One factor that can potentially be used to guide treatment, Aggen noted, is circulating tumor DNA (ctDNA).
“The standard of care is to continue enfortumab vedotin and pembrolizumab as long as patients are tolerating and benefiting clinically,” he explained. “But for patients with concerns about toxicity, ctDNA may be another tool that you can use to help tailor treatment.”
Aggen also recounted the findings of the phase 3 CheckMate901 study (NCT03036098), which was the basis for the FDA approval of nivolumab plus cisplatin and gemcitabine in the frontline setting.3 Here, the median overall survival (OS) with the nivolumab plus chemotherapy combination was 21.7 months (95% CI, 18.6-26.4) vs 18.9 months (95% CI, 14.7-22.4) with chemotherapy, demonstrating a 22% reduction in the risk of death (HR, 0.78; 95% CI, 0.63- 0.96).
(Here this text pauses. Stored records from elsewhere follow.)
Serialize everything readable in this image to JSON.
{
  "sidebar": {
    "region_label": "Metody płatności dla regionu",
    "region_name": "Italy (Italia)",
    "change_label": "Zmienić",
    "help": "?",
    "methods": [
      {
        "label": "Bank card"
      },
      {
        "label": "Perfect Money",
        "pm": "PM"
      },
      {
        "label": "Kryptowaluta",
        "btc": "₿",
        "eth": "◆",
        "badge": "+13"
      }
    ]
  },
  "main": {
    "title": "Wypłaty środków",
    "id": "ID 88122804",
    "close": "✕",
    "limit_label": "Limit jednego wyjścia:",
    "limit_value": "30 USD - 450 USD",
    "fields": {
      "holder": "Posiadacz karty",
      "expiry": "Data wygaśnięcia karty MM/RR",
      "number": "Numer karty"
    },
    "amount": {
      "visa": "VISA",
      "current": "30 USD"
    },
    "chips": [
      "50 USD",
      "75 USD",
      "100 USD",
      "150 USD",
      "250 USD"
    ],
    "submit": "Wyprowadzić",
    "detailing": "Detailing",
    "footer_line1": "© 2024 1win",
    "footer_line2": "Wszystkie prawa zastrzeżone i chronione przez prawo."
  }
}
The median progression-free survival (PFS) with nivolumab and chemotherapy was 7.9 months (95% CI, 7.6-9.5) and was 7.6 months (95% CI, 6.0-7.8) with chemotherapy alone (HR, 0.72; 95% CI, 0.59-0.88).
In addition, the objective response rate from nivolumab plus chemotherapy was 57.6% (95% CI, 51.8%-63.2%) vs 43.1% (95% CI, 37.5%-48.9%) with chemotherapy.
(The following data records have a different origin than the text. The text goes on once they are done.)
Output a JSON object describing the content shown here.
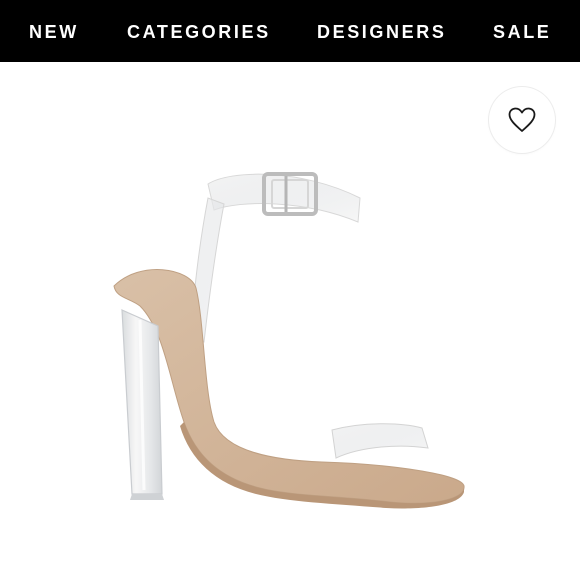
{
  "nav": {
    "items": [
      {
        "label": "NEW"
      },
      {
        "label": "CATEGORIES"
      },
      {
        "label": "DESIGNERS"
      },
      {
        "label": "SALE"
      }
    ]
  },
  "product": {
    "wishlist_icon": "heart-outline-icon",
    "image": "clear-block-heel-sandal-nude"
  },
  "colors": {
    "nav_background": "#000000",
    "nav_text": "#ffffff",
    "page_background": "#ffffff"
  }
}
Discussing the current treatment paradigm for frontline treatment of metastatic urothelial carcinoma, Aggen said that most patients in the US are receiving treatment with enfortumab vedotin plus pembrolizumab, and upon progression are moving to erdafitinib (Balversa) if they have FGFR- mutated disease, to fam-trastuzumab deruxtecan-nxki (Enhertu) if their disease is HER2 3+, or to platinum-based chemotherapy. “There are not really data at the moment to guide which is best in terms of overall survival,” he said.
Regarding current research, Aggen noted examples such as the phase I Double Antibody Drug Conjugate trial (DAD; NCT04724018), which is evaluating sacituzumab govitecan-hziy (Trodelvy) and enfortumab vedotin in patients with treatment-resistant metastatic urothelial cancer, and its currently enrolling phase I/ II extension, DAD-IO, which is examining combinations of sacituzumab govitecan plus enfortumab vedotin and pembrolizumab for patients with metastatic urothelial carcinoma.4
Of note, it was announced in October 2024 that manufacturer Gilead Sciences had voluntarily withdrawn the FDA’s accelerated approval of sacituzumab govitecan for the treatment of patients with locally advanced or metastatic urothelial cancer previously treated with platinum-containing chemotherapy and either a PD-1 or PD-L1 inhibitor.5
“[Enfortumab vedotin] plus [pembrolizumab] is approved regardless of platinum eligibility, based on unprecedented PFS and OS benefits. Nivolumab plus [gemcitabine and cisplatin] is also approved for [cisplatin]-platinum eligible patients. And for patients ineligible for platinum, pembrolizumab, monotherapy is a standard of care. We really need more biomarker work from these large phase 3 studies to guide treatment selection. I think future trials now are just beginning to build on [enfortumab vedotin] plus [pembrolizumab] as the treatment backbone.”